Nefes Gazetesi yazarı Nuray Babacan, Cumhurbaşkanlığı Genel Sekreterliği’ne dönüş sürecini değerlendirdiği bir yazısında, AK Parti kulislerinde bu konunun gündem olduğunu ifade etti. Yazısında, “Kendilerini, atanan bürokratlardan daha güçsüz hisseden milletvekillerinin şikâyetleri giderek arttı” belirlemesine yer vererek, bu tartışmaların ardından Resmi Gazete’de yayımlanan yeni genel sekreterlik yapısının, bazı partililer tarafından “değişimin başlangıcı” olarak yorumlandığını belirtti.

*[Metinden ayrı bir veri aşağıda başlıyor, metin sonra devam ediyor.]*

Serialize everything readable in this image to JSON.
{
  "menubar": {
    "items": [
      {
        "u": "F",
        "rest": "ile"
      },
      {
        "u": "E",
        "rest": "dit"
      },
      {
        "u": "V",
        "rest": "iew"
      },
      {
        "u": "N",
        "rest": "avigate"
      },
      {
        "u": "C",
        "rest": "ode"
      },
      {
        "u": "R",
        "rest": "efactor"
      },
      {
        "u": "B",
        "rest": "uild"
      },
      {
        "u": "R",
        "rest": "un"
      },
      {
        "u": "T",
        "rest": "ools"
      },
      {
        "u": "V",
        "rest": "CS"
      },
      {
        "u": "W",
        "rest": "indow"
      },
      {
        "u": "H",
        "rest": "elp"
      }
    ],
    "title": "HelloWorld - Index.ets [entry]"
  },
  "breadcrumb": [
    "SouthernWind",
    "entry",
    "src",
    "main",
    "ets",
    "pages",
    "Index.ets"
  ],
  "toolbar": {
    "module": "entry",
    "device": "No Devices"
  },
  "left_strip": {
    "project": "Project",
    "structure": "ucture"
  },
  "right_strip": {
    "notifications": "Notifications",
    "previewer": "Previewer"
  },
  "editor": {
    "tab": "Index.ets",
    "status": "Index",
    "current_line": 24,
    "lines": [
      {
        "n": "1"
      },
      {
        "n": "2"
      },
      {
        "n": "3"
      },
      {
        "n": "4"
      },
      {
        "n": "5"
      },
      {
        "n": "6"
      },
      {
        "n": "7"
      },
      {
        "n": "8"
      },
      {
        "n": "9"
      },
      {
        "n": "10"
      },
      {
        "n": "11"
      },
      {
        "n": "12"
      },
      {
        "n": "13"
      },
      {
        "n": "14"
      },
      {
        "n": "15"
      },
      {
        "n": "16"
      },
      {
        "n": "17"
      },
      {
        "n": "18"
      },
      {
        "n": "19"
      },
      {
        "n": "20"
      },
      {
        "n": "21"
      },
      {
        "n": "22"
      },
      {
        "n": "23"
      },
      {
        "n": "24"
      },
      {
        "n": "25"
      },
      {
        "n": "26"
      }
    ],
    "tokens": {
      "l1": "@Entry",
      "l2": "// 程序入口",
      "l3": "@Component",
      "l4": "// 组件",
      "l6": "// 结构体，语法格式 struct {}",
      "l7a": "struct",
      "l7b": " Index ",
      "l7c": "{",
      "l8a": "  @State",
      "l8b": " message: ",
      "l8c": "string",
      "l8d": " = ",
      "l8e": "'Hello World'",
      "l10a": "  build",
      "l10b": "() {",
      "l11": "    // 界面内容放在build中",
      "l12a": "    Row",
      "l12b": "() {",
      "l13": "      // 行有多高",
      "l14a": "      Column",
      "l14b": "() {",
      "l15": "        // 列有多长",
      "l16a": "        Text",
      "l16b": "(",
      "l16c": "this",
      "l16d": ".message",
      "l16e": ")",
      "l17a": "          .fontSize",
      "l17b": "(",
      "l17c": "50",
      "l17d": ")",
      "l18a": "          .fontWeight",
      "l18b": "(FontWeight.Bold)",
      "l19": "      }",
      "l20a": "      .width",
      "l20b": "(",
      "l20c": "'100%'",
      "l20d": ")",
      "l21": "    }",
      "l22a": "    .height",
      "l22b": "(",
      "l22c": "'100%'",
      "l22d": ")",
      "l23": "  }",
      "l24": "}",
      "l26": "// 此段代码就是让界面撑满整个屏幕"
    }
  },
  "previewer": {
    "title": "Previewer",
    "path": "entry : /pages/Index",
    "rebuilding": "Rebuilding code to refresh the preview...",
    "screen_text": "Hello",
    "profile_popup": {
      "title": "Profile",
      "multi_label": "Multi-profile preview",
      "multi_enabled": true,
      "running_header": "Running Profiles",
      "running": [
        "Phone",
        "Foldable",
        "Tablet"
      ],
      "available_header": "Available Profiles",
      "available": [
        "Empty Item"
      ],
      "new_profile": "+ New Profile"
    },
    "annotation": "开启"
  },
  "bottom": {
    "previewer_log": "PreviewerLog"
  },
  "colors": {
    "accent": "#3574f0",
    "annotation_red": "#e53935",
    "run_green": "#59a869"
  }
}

Babacan, yazısında, “Saray’da neler oluyor?” sorusuna yanıt ararken, iktidar kulislerinden aldığı bilgilere yer verdi. Bu gelişmenin, Cumhurbaşkanlığı Sarayı içinde oluşan kadrolardaki çok başlı yapının ortadan kaldırılması amacı taşıdığı iddia ediliyor. Ayrıca, bu yapısal değişikliğin Saray’ın içinden ilerleyeceği ve gereksiz ara mekanizmaların kaldırılmasının hedeflendiği ifade ediliyor. İddialara göre, bu değişiklikle birlikte siyasete müdahalenin azalacağı öngörülüyor.

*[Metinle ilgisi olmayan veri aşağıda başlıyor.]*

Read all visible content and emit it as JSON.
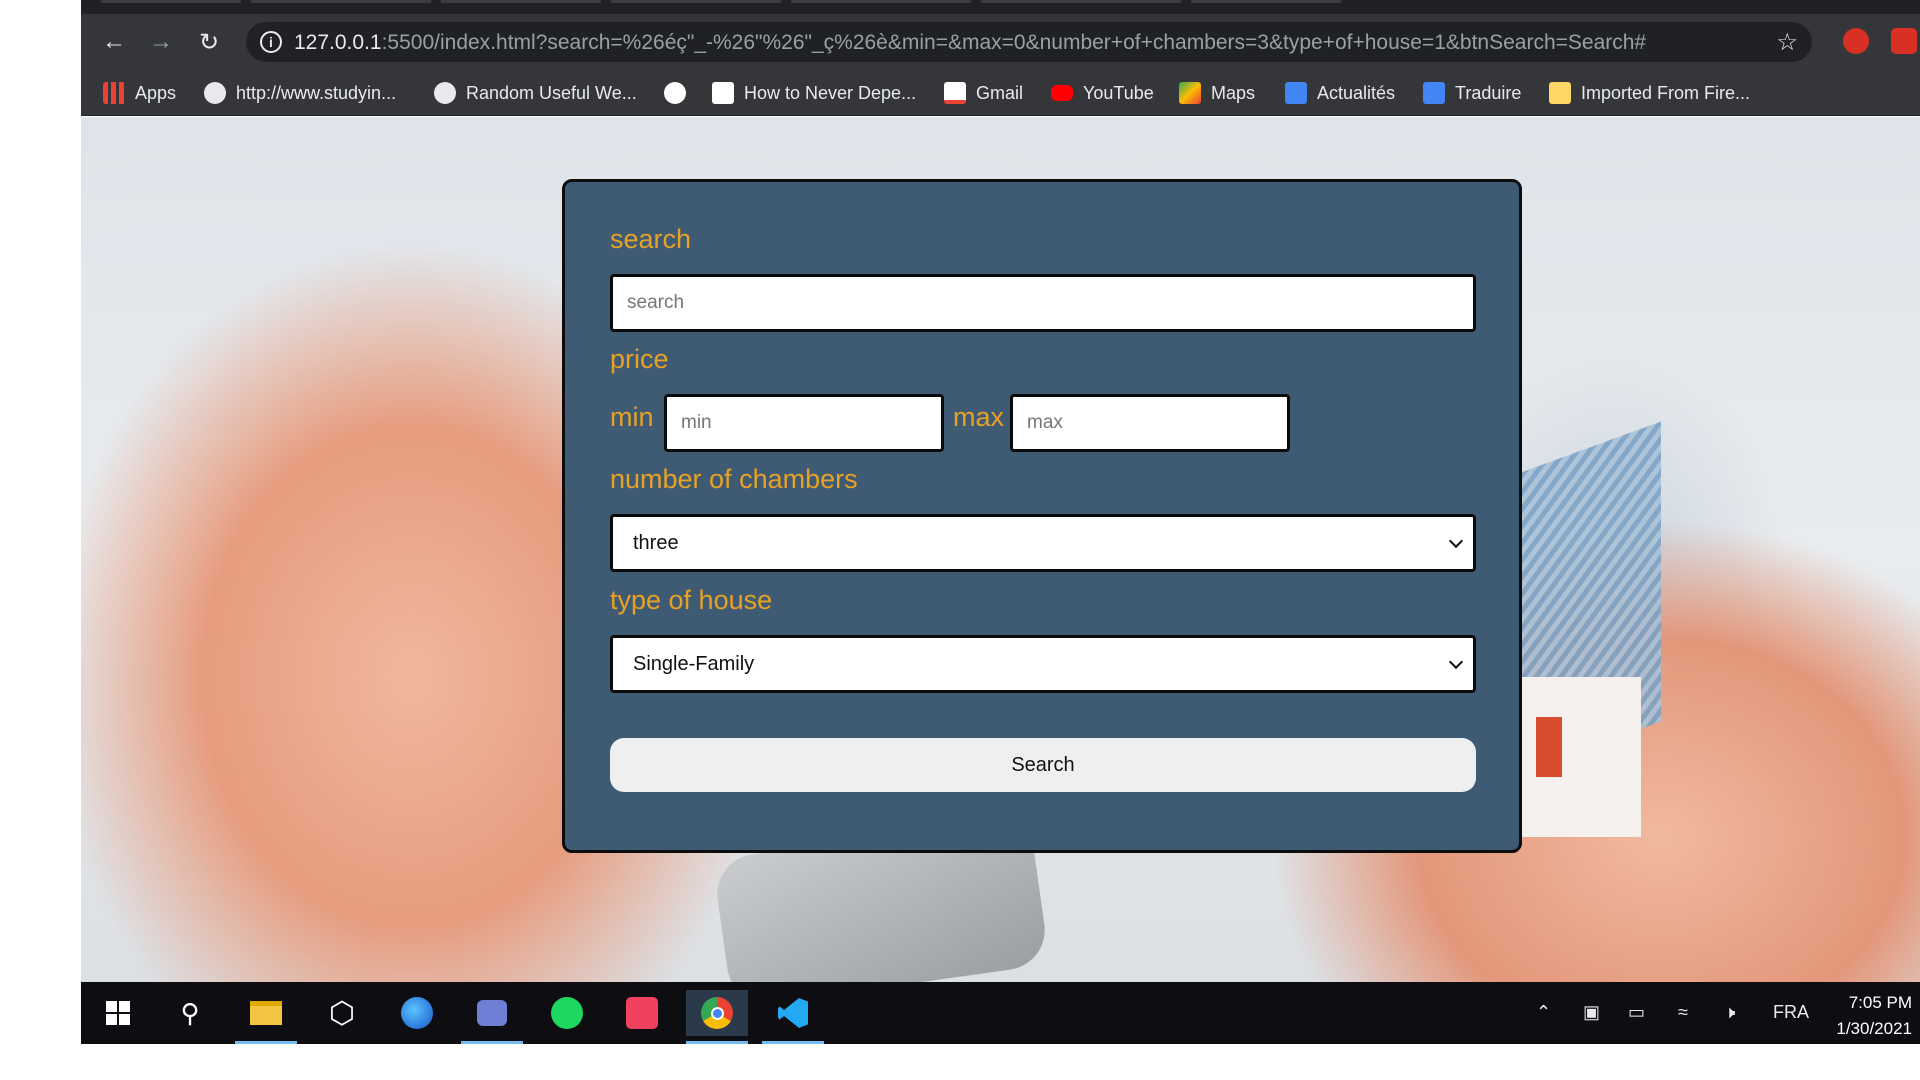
{
  "browser": {
    "url_host": "127.0.0.1",
    "url_rest": ":5500/index.html?search=%26éç\"_-%26\"%26\"_ç%26è&min=&max=0&number+of+chambers=3&type+of+house=1&btnSearch=Search#",
    "bookmarks": [
      {
        "label": "Apps",
        "icon": "apps-grid-icon",
        "color": "#ea4335"
      },
      {
        "label": "http://www.studyin...",
        "icon": "globe-icon",
        "color": "#e8eaed"
      },
      {
        "label": "Random Useful We...",
        "icon": "globe-icon",
        "color": "#e8eaed"
      },
      {
        "label": "",
        "icon": "google-icon",
        "color": "#ffffff"
      },
      {
        "label": "How to Never Depe...",
        "icon": "page-icon",
        "color": "#ffffff"
      },
      {
        "label": "Gmail",
        "icon": "gmail-icon",
        "color": "#ea4335"
      },
      {
        "label": "YouTube",
        "icon": "youtube-icon",
        "color": "#ff0000"
      },
      {
        "label": "Maps",
        "icon": "maps-icon",
        "color": "#34a853"
      },
      {
        "label": "Actualités",
        "icon": "news-icon",
        "color": "#4285f4"
      },
      {
        "label": "Traduire",
        "icon": "translate-icon",
        "color": "#4285f4"
      },
      {
        "label": "Imported From Fire...",
        "icon": "folder-icon",
        "color": "#fdd663"
      }
    ]
  },
  "form": {
    "search_label": "search",
    "search_placeholder": "search",
    "price_label": "price",
    "min_label": "min",
    "min_placeholder": "min",
    "max_label": "max",
    "max_placeholder": "max",
    "chambers_label": "number of chambers",
    "chambers_value": "three",
    "type_label": "type of house",
    "type_value": "Single-Family",
    "search_button": "Search"
  },
  "colors": {
    "panel_bg": "#3f5a73",
    "label_orange": "#e7a226",
    "browser_dark": "#35363a"
  },
  "taskbar": {
    "language": "FRA",
    "time": "7:05 PM",
    "date": "1/30/2021"
  }
}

Bunun yanı sıra, Babacan, mevcut parti yönetimiyle zaman zaman çatışan Saray’daki 9 kurulun kaldırılmasının, “şimdilik” mümkün görünmediğini de aktarıyor. Ancak bu kurulların yasama üzerindeki etkisinin azaldığı ve mevcut durumda Hukuk Kurulu Başkanı Mehmet Uçum’un kişisel çıkışları dışında, bu yapıların daha önce olduğu kadar aktif durumda olmadığını belirtti. Durumun böyle olması, iç siyasi dinamiklerdeki değişiklikleri de gözler önüne seriyor ve Cumhurbaşkanlığı Genel Sekreterliği’nin yeniden yapılandırılmasının muhtemel sonuçlarına dair belirsizlikleri beraberinde getiriyor.
Sonuç olarak, Cumhurbaşkanlığı Genel Sekreterliği’ne dönüş, sadece bir yapı değişikliğinden ibaret olmayabilir. Aynı zamanda, Türkiye’nin iç siyasi iklimindeki değişimleri, partiler arası ilişkileri ve hükümetin yönetim anlayışını etkileyecek yeni bir sürecin başlangıcını temsil ediyor. Bu bağlamda, Cumhurbaşkanlığı Sarayı’ndaki kadroları yeniden yapılandırma çabası, hem parti için hem de ülkenin tarihinde önemli bir dönüm noktası olarak kaydediliyor.